How Italian Culture Inspired Starbucks To Add Lattes To Its Menu

In Italy, coffee is just as essential, if not even more important than water. As Eataly so cleverly puts it, in Italy, your day centers around the coffee you drink, not the meals you eat. Breakfast typically includes a pastry such as a croissant and a milk-based beverage like a cappuccino, caffè latte, or latte macchiato. According to Eataly, milky coffees are never enjoyed after 11 a.m. in the country. So, now you know how to not look like a tourist the next time you're exploring the streets of Florence or Tuscany.

In 2020, World Atlas reported that those who live in Italy consume a massive 13 pounds of coffee per year. This tracks given the important role the drink plays in the culture and their sense of community. Per Eataly, it's not unusual for Italians to sip on two to three espresso shots following lunch and dinner. Grabbing after-work drinks even takes on a different meaning in the boot-shaped country. Sometimes, friends and co-workers will meet for an espresso instead of an alcoholic beverage at the end of the work day. This way of life is so paramount it even went on to inspire the first Starbucks coffeehouse and menu.

The caffè latte was the first drink on the Starbucks menu

Did you know that, for the first 12 years of its life, Starbucks didn't sell physical cups of coffee? From 1971 to 1983, Starbucks strictly sold whole bean coffee, tea, and spices, and a line of home goods like coffee makers, grinders, and teapots (via Starbucks Stories & News). Cappuccinos, lattes, and iced coffee, let alone Frappuccinos, were not available in those early days. However, customers were able to preview freshly brewed black coffee before purchasing the beans in bulk.

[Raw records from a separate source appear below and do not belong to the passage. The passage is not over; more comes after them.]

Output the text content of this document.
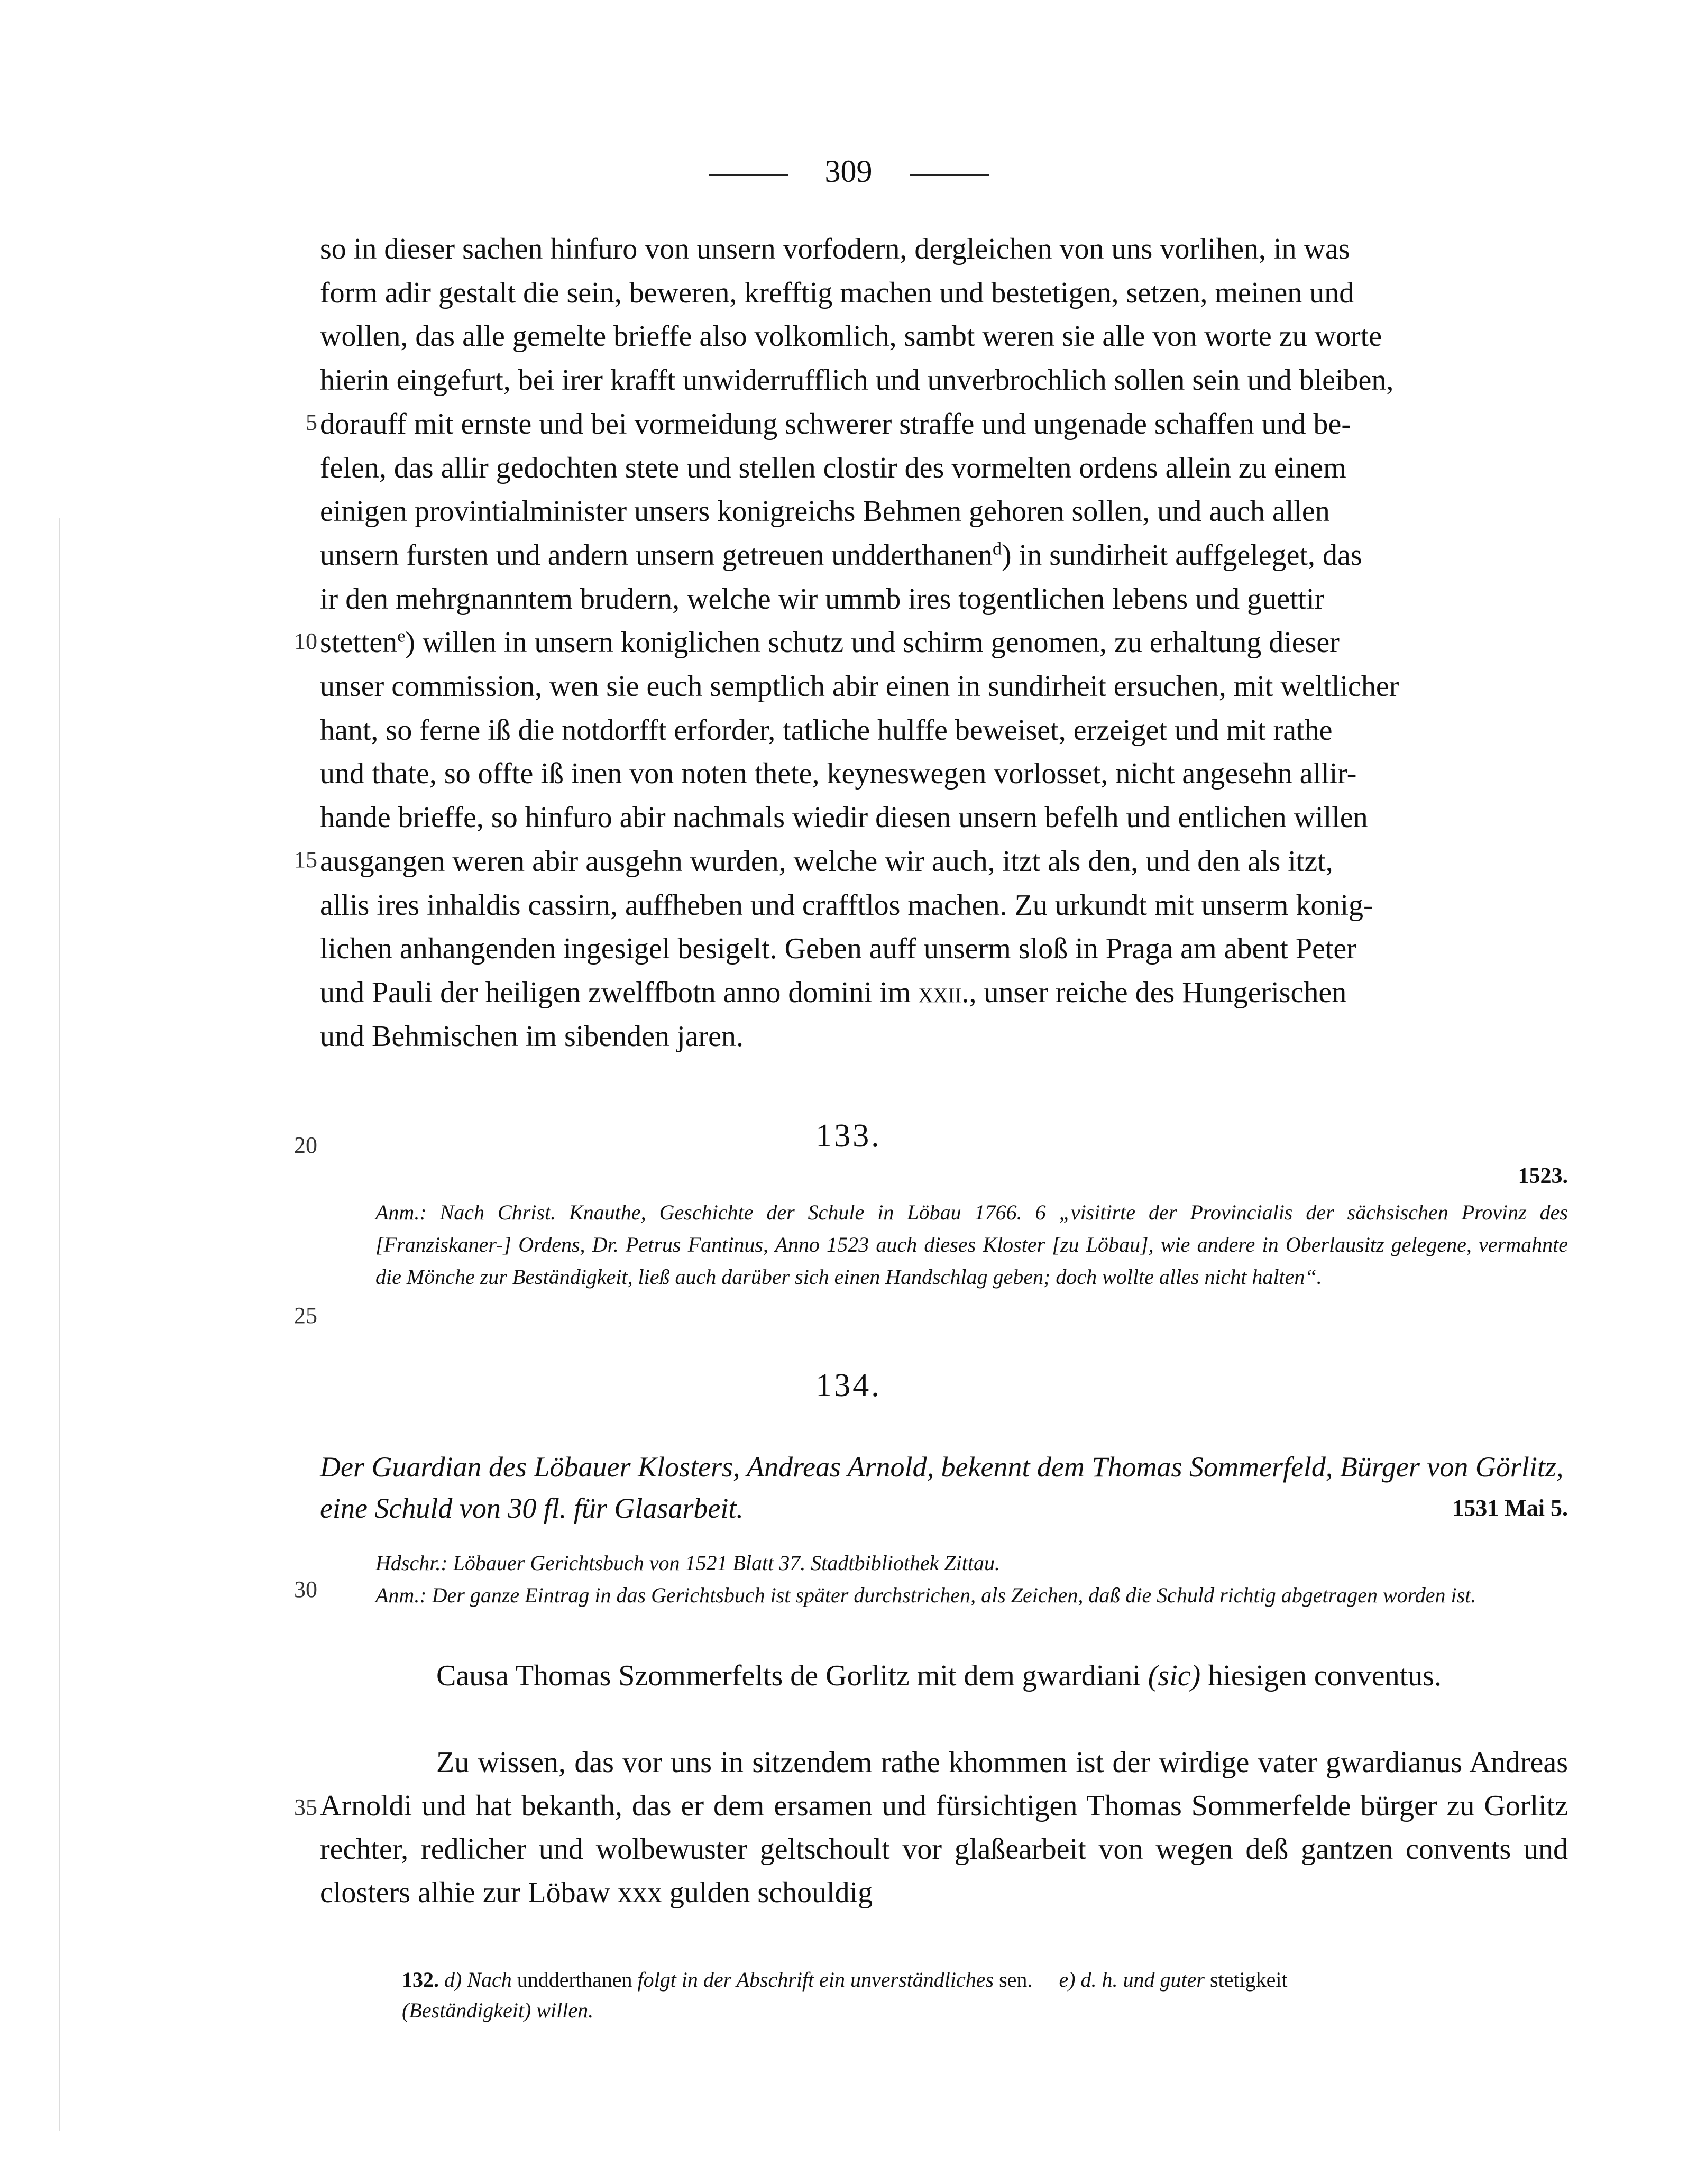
309
5
10
15
20
25
30
35
so in dieser sachen hinfuro von unsern vorfodern, dergleichen von uns vorlihen, in was
form adir gestalt die sein, beweren, krefftig machen und bestetigen, setzen, meinen und
wollen, das alle gemelte brieffe also volkomlich, sambt weren sie alle von worte zu worte
hierin eingefurt, bei irer krafft unwiderrufflich und unverbrochlich sollen sein und bleiben,
dorauff mit ernste und bei vormeidung schwerer straffe und ungenade schaffen und be-
felen, das allir gedochten stete und stellen clostir des vormelten ordens allein zu einem
einigen provintialminister unsers konigreichs Behmen gehoren sollen, und auch allen
unsern fursten und andern unsern getreuen undderthanen$^d$) in sundirheit auffgeleget, das
ir den mehrgnanntem brudern, welche wir ummb ires togentlichen lebens und guettir
stetten$^e$) willen in unsern koniglichen schutz und schirm genomen, zu erhaltung dieser
unser commission, wen sie euch semptlich abir einen in sundirheit ersuchen, mit weltlicher
hant, so ferne iß die notdorfft erforder, tatliche hulffe beweiset, erzeiget und mit rathe
und thate, so offte iß inen von noten thete, keyneswegen vorlosset, nicht angesehn allir-
hande brieffe, so hinfuro abir nachmals wiedir diesen unsern befelh und entlichen willen
ausgangen weren abir ausgehn wurden, welche wir auch, itzt als den, und den als itzt,
allis ires inhaldis cassirn, auffheben und crafftlos machen. Zu urkundt mit unserm konig-
lichen anhangenden ingesigel besigelt. Geben auff unserm sloß in Praga am abent Peter
und Pauli der heiligen zwelffbotn anno domini im xxii., unser reiche des Hungerischen
und Behmischen im sibenden jaren.
133.
1523.

Anm.: Nach Christ. Knauthe, Geschichte der Schule in Löbau 1766. 6 „visitirte der Provincialis der sächsischen Provinz des [Franziskaner-] Ordens, Dr. Petrus Fantinus, Anno 1523 auch dieses Kloster [zu Löbau], wie andere in Oberlausitz gelegene, vermahnte die Mönche zur Beständigkeit, ließ auch darüber sich einen Handschlag geben; doch wollte alles nicht halten“.

134.
Der Guardian des Löbauer Klosters, Andreas Arnold, bekennt dem Thomas Sommerfeld, Bürger von Görlitz, eine Schuld von 30 fl. für Glasarbeit.	1531 Mai 5.

Hdschr.: Löbauer Gerichtsbuch von 1521 Blatt 37. Stadtbibliothek Zittau.

Anm.: Der ganze Eintrag in das Gerichtsbuch ist später durchstrichen, als Zeichen, daß die Schuld richtig abgetragen worden ist.

Causa Thomas Szommerfelts de Gorlitz mit dem gwardiani (sic) hiesigen conventus.

Zu wissen, das vor uns in sitzendem rathe khommen ist der wirdige vater gwardianus Andreas Arnoldi und hat bekanth, das er dem ersamen und fürsichtigen Thomas Sommerfelde bürger zu Gorlitz rechter, redlicher und wolbewuster geltschoult vor glaßearbeit von wegen deß gantzen convents und closters alhie zur Löbaw xxx gulden schouldig

132. d) Nach undderthanen folgt in der Abschrift ein unverständliches sen. e) d. h. und guter stetigkeit
(Beständigkeit) willen.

So, what convinced Starbucks to take the leap from being a retail business to a café? In 1983, Howard Schultz, the director of operations and marketing, took a trip to Milan where he got to experience the livelihood of Italian café culture firsthand. To say Schultz was enchanted by what he experienced would be an understatement. He left Italy inspired and began brainstorming ways that Starbucks could mirror that same magic. Thus, the idea for Starbucks coffeehouses was born. The first opened in Seattle with a caffè latte on the menu. Schultz went on to open his own line of coffeehouses, but came back as Starbucks CEO in 1987, per his Starbucks bio page. And the rest, as they say, is coffee history.